El término “awe” es difícil de explicar, que en español a veces se traduce como “sobrecogimiento”. Se refiere a un sentimiento más allá de la alegría o de la sorpresa, que sobrepasa también el asombro. Aunque la literatura lo ha tenido muy claro hace tiempo, las ciencias humanas (e incluso la neurología) se han demorado en definir claramente cómo es. Lo importante es que es un sentimiento puramente humano, que se caracteriza por sentirse parte de una comunidad más grande y se define como “una experiencia directa e inicial o sentimiento que se tiene cuando se confronta algo increíble, incomprensible o sublime”. Se caracteriza principalmente porque puede cambiarle la perspectiva de vida a una persona. Se asocian con los sentimientos de sorpresa y miedo. Las experiencias que lo generan son aquellas donde hay algo vasto (en el sentido de algo muy grande, como un bosque gigante o un cielo estrellado) y necesitan acomodación a la experiencia. Lo vasto es lo que se percibe como algo más grande que uno mismo en términos de tamaño físico, estatus social u otras categorías que involucren magnitud. El awe se relaciona también con el asombro, la curiosidad y la humildad.

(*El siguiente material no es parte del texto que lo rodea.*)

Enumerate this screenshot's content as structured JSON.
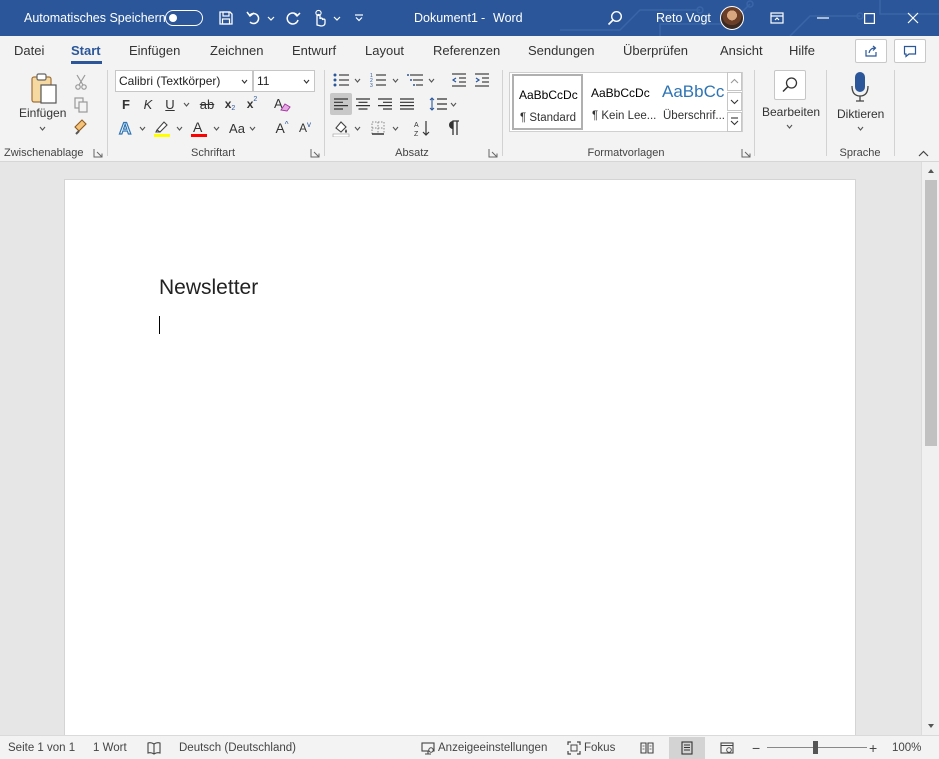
{
  "titlebar": {
    "autosave_label": "Automatisches Speichern",
    "document_title": "Dokument1",
    "separator": "-",
    "app_name": "Word",
    "user_name": "Reto Vogt"
  },
  "tabs": [
    {
      "label": "Datei"
    },
    {
      "label": "Start"
    },
    {
      "label": "Einfügen"
    },
    {
      "label": "Zeichnen"
    },
    {
      "label": "Entwurf"
    },
    {
      "label": "Layout"
    },
    {
      "label": "Referenzen"
    },
    {
      "label": "Sendungen"
    },
    {
      "label": "Überprüfen"
    },
    {
      "label": "Ansicht"
    },
    {
      "label": "Hilfe"
    }
  ],
  "ribbon": {
    "clipboard": {
      "paste_label": "Einfügen",
      "group_label": "Zwischenablage"
    },
    "font": {
      "font_name": "Calibri (Textkörper)",
      "font_size": "11",
      "bold": "F",
      "italic": "K",
      "underline": "U",
      "strikethrough": "ab",
      "subscript": "x",
      "superscript": "x",
      "change_case": "Aa",
      "grow": "A",
      "shrink": "A",
      "group_label": "Schriftart"
    },
    "paragraph": {
      "group_label": "Absatz"
    },
    "styles": {
      "items": [
        {
          "sample": "AaBbCcDc",
          "name": "¶ Standard"
        },
        {
          "sample": "AaBbCcDc",
          "name": "¶ Kein Lee..."
        },
        {
          "sample": "AaBbCc",
          "name": "Überschrif..."
        }
      ],
      "group_label": "Formatvorlagen"
    },
    "editing": {
      "label": "Bearbeiten"
    },
    "voice": {
      "label": "Diktieren",
      "group_label": "Sprache"
    }
  },
  "document": {
    "heading": "Newsletter"
  },
  "statusbar": {
    "page": "Seite 1 von 1",
    "words": "1 Wort",
    "language": "Deutsch (Deutschland)",
    "display_settings": "Anzeigeeinstellungen",
    "focus": "Fokus",
    "zoom": "100%",
    "zoom_level": 1.0
  },
  "colors": {
    "accent": "#2b579a",
    "highlight": "#ffff00",
    "font_color": "#ff0000",
    "text_effect": "#2e75b6"
  }
}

El awe se necesita para ser humano. Se han hecho experimentos con, por ejemplo, las fotos o videos del planeta tierra desde el espacio (la “canica azul”) y se ha encontrado que este sentimiento de sobrecogimiento generalmente se expresa ante cosas como esta. La pregunta relevante aquí es si la inteligencia artificial podría sentir ese awe, o si debería sentirlo para poder volverse más humana y sobrepasar el nivel actual de desarrollo de su tecnología.